The majority took a very structured approach to career progression because it not only helped them retain their star performers but attract them too. It can be a useful point of differentiation and help attract driven, ambitious, career minded applicants. Initiatives included creating a clear vision, regular review sessions, increased responsibility, greater autonomy, changing job titles and increasing salaries. How structured is your approach to career progression?

Clear communication on career progression is essential from the beginning

Ensuring expectations of both parties are aligned from the beginning is essential. Defining exactly what career progression means through KPIs and objectives can be helpful in achieving in this and also has the advantage of identifying people that genuinely are career hungry. Many cited examples where people say they are career hungry but fail to take the necessary actions. There were also plenty of examples of the dissatisfaction that a misalignment of expectations can bring. How do you go about managing expectations?

Overall package is great for retention but salary remains key for recruitment

Bonus package, company car, pension scheme, health benefits, employee perks, training, career progression and a healthy social scene are great retention tools. And everyone agreed that they can be helpful recruitment tools too but only if you get the salary right first. To attract applicants, you have to offer a competitive salary for your market, sector and region. If not, no matter how good the gym membership or company away day is you’re not going to get the applicants through the door! How competitive are your basic salaries ?

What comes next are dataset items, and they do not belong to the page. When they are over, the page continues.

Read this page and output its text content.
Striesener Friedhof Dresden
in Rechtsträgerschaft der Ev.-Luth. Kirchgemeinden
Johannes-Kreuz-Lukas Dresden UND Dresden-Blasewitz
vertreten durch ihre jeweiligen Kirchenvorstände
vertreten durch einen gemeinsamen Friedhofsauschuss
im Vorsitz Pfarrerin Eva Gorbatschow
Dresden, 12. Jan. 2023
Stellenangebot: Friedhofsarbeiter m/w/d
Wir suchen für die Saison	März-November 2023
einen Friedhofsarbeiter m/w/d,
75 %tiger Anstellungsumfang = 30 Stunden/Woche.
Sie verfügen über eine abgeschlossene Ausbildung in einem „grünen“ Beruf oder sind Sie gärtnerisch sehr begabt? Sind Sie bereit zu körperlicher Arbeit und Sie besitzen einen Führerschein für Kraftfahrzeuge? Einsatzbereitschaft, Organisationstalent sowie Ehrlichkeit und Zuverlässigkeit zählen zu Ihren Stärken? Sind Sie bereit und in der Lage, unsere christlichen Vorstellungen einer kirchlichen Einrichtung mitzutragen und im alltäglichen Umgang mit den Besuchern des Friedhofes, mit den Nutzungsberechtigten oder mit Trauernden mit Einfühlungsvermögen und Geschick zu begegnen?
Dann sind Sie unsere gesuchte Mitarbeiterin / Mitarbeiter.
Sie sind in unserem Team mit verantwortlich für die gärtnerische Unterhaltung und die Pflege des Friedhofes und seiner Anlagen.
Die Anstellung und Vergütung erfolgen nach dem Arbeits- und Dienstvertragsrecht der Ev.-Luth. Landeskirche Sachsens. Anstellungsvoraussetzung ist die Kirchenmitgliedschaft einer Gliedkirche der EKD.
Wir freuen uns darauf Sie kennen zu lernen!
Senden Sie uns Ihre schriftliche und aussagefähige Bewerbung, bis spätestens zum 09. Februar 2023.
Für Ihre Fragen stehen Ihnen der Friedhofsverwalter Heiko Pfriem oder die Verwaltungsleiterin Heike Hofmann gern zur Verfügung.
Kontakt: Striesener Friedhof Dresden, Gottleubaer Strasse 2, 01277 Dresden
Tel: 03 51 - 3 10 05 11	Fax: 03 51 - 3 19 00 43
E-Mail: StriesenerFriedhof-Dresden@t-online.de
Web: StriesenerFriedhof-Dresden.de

If someone excels in 6 months promote them

Sales leaders are developing a more structured approach to career planning

As part of this many guests were keen on identifying star performers and acting quickly. They disliked policies that adapted a blanket approach and only saw someone promoted after a set period of time as they felt this did nothing for morale. If someone excels in 6 months promote them. Many cited examples of double promotions and the positive impact that seeing someone promoted so quickly had on others within the team. How do you go about identifying star performers?

Sales leaders look for sales ‘DNA’ but recruitment processes can be restrictive

How much of the sales ‘DNA’ can you really identify from a CV? There was recognition that applicants might not be getting through the early stages of the recruitment process because they aren’t ticking the right boxes but are in fact great sales people. That said, most recognised the importance of keeping recruitment costs down and the time pressures for interviewing and reviewing CV’s but some found their recruitment processes restrictive.

Promotion can cause RSMs short term pain but for long term career gain

Senior sales leaders recognise the short term pain caused for an RSM if they lose a member of their team through promotion, especially if they were the ones that recruited and developed them. But overall the longer term gain is recognition and career progression opportunities by the fact they are recruiting and developing talent that is ultimately delivering for the wider business. That said, no one was incentivising RSMs to do so.